Что слышалось в дочкином голосе: изумление или гнев? Дити вся извелась от огромности собственной вины и теперь вздрогнула, готовясь к осуждению дочери. Но нет, Кабутри снедало жгучее любопытство:
— Так он с тобой? Куда вы едете?
— Подальше отсюда. В город.
— Ух ты! — Кабутри умоляюще повисла на матери. — Я тоже хочу в город! Можно с тобой?
Никогда еще так не хотелось поблажить дочке, но материнское чутье подсказало иной ответ:
— Как же я тебя возьму, милая? Чтоб ты стала вечной скиталицей вроде меня?
— Да, хочу как ты!
— Нет, — покачала головой Дити.
Хоть сердце по дочке изнылось, надо устоять: ведь неизвестно, удастся ли завтра раздобыть еду и где они окажутся через неделю или месяц. А тетка и кузины за ребенком все же присмотрят, здесь ей будет лучше…
— …пока я не вернусь за тобой, Кабутри. Неужто думаешь, мне не хочется взять тебя с собой? Так, что ли? Да знаешь ли ты, чего мне стоит расстаться с тобой? Ты понимаешь меня, Кабутри? Понимаешь?
Девочка помолчала, а потом вдруг спросила:
— Когда вернешься, привезешь мне ножные браслеты?
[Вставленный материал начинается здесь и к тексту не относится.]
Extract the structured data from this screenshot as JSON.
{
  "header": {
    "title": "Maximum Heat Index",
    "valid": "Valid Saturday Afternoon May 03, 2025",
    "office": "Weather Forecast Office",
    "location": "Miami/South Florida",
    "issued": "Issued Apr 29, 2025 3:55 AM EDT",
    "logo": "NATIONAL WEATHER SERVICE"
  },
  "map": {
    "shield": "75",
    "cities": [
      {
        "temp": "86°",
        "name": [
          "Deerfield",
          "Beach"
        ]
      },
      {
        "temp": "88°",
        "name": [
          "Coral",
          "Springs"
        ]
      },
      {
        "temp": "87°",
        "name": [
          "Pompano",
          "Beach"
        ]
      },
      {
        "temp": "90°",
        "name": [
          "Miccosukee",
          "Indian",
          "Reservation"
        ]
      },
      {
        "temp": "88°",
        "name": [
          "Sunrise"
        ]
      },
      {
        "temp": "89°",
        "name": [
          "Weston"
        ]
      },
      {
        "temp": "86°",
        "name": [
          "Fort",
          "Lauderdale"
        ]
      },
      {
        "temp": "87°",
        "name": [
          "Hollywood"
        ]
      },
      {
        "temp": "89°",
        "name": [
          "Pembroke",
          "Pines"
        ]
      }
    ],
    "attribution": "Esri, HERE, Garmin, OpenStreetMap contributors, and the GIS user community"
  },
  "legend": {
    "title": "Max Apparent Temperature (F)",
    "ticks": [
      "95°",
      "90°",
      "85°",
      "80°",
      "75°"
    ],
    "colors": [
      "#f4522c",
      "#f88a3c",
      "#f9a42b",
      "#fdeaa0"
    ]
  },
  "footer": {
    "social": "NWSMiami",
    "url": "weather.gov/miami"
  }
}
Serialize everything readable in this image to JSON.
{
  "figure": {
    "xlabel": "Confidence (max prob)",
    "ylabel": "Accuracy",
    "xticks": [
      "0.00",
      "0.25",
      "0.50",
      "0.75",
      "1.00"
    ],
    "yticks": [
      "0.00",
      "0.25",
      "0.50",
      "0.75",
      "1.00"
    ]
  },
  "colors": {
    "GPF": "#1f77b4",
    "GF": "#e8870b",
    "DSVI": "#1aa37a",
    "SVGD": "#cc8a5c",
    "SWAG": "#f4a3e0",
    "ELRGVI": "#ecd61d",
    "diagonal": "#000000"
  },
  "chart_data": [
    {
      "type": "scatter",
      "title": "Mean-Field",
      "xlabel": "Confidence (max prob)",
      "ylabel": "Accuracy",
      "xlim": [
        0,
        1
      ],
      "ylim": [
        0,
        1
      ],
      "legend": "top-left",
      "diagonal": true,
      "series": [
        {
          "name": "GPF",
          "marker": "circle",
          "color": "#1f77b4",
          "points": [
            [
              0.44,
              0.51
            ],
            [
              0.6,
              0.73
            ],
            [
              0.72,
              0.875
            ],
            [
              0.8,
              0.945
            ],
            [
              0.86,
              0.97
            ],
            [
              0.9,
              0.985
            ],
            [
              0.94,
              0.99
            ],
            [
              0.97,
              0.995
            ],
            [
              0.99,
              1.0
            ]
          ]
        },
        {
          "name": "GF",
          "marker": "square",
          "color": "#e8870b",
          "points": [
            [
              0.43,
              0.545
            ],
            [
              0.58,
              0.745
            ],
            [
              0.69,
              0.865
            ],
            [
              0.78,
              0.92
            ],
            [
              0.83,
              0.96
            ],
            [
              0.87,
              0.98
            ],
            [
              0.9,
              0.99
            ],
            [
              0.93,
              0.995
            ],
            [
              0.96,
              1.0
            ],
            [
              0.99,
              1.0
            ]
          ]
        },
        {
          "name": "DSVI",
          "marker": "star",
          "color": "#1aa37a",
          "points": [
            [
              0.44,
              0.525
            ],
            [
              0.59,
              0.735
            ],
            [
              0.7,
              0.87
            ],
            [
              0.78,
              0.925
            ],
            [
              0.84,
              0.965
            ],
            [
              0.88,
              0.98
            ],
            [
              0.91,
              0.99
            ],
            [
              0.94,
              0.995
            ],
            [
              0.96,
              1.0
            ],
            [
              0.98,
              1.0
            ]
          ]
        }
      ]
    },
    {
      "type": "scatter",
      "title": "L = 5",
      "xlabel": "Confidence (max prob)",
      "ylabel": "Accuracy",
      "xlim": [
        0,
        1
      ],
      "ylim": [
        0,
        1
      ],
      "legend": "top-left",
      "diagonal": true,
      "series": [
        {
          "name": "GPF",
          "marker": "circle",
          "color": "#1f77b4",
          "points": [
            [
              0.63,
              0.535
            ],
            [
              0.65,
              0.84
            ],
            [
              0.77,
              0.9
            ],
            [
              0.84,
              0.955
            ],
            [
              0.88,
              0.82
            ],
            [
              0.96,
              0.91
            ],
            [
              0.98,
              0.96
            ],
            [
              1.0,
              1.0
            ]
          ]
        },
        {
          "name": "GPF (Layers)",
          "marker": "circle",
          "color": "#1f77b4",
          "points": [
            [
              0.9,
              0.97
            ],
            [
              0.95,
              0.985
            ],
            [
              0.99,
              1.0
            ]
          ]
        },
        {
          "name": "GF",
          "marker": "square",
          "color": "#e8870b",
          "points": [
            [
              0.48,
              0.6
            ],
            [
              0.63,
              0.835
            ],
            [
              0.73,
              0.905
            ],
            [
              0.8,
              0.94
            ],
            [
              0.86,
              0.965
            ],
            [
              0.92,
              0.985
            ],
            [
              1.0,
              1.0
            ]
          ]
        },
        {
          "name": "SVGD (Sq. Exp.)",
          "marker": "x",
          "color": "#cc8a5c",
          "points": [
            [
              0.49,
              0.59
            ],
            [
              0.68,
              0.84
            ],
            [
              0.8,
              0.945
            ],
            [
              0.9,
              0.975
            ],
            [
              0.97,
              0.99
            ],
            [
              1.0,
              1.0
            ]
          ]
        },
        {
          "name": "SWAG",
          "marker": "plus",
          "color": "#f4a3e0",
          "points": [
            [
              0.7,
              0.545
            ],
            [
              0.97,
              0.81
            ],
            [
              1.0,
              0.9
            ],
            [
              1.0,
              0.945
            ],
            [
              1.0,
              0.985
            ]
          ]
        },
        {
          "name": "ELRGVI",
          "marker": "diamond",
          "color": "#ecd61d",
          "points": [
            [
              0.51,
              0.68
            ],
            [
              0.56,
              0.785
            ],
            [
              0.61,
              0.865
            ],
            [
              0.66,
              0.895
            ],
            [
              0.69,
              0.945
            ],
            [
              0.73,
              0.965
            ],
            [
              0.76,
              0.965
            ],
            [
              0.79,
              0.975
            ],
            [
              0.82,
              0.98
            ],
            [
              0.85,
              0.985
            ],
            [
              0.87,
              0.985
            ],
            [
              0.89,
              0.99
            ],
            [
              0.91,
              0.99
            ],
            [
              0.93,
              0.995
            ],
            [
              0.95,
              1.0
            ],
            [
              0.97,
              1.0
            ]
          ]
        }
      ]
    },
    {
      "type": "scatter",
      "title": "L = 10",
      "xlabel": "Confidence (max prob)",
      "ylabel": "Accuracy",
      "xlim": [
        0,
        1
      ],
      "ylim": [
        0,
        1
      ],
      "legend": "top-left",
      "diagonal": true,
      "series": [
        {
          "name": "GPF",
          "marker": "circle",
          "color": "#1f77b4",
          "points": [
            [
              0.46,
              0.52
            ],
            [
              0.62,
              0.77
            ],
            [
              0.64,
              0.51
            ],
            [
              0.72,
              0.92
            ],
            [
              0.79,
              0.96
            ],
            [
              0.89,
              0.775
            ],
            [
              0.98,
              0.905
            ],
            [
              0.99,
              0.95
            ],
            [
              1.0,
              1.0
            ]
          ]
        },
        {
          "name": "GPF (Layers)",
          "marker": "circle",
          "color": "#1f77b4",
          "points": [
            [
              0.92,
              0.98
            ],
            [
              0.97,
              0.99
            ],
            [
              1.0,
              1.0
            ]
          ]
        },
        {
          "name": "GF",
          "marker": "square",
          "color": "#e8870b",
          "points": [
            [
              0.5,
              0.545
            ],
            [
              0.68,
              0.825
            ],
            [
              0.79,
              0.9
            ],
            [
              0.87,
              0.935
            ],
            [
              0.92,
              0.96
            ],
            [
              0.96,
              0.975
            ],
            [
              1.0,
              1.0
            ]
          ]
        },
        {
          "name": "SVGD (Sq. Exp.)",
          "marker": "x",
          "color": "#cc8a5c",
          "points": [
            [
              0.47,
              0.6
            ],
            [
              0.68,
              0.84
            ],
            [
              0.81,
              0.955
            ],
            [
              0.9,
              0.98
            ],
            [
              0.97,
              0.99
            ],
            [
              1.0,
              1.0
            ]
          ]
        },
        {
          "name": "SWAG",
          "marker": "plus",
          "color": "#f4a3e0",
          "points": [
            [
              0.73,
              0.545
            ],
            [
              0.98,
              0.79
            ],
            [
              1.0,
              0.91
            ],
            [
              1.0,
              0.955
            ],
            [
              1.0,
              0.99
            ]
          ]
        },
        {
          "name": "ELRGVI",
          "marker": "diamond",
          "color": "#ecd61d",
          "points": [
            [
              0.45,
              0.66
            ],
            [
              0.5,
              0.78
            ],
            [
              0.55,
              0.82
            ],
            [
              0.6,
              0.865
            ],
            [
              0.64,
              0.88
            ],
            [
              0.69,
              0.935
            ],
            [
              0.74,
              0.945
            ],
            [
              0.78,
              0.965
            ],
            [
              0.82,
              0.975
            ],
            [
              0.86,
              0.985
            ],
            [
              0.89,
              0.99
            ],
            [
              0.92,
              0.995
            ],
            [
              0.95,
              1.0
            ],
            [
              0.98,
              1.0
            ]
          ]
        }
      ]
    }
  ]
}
Дити навсегда запомнит эту просьбу.
*
Истомленный мирской суетой, Ноб Киссин-бабу понимал, что нужно еще потерпеть. Самый верный способ попасть на «Ибис» — занять должность корабельного суперкарго, но в таком случае нельзя даже намеком выказать, как опостылела ему служба. Если мистер Бернэм хоть на секунду заподозрит какие-то языческие мотивы, он тотчас обрубит все концы, и тогда прощай надежда. Прояви служебное рвение, говорил себе Ноб Киссин, и по возможности скрой происшедшие в тебе важные перемены. Задача была не из легких: он старался следовать привычной рутине, но лишь яснее понимал, что все вокруг изменилось и жизнь открывается в новом неожиданном свете.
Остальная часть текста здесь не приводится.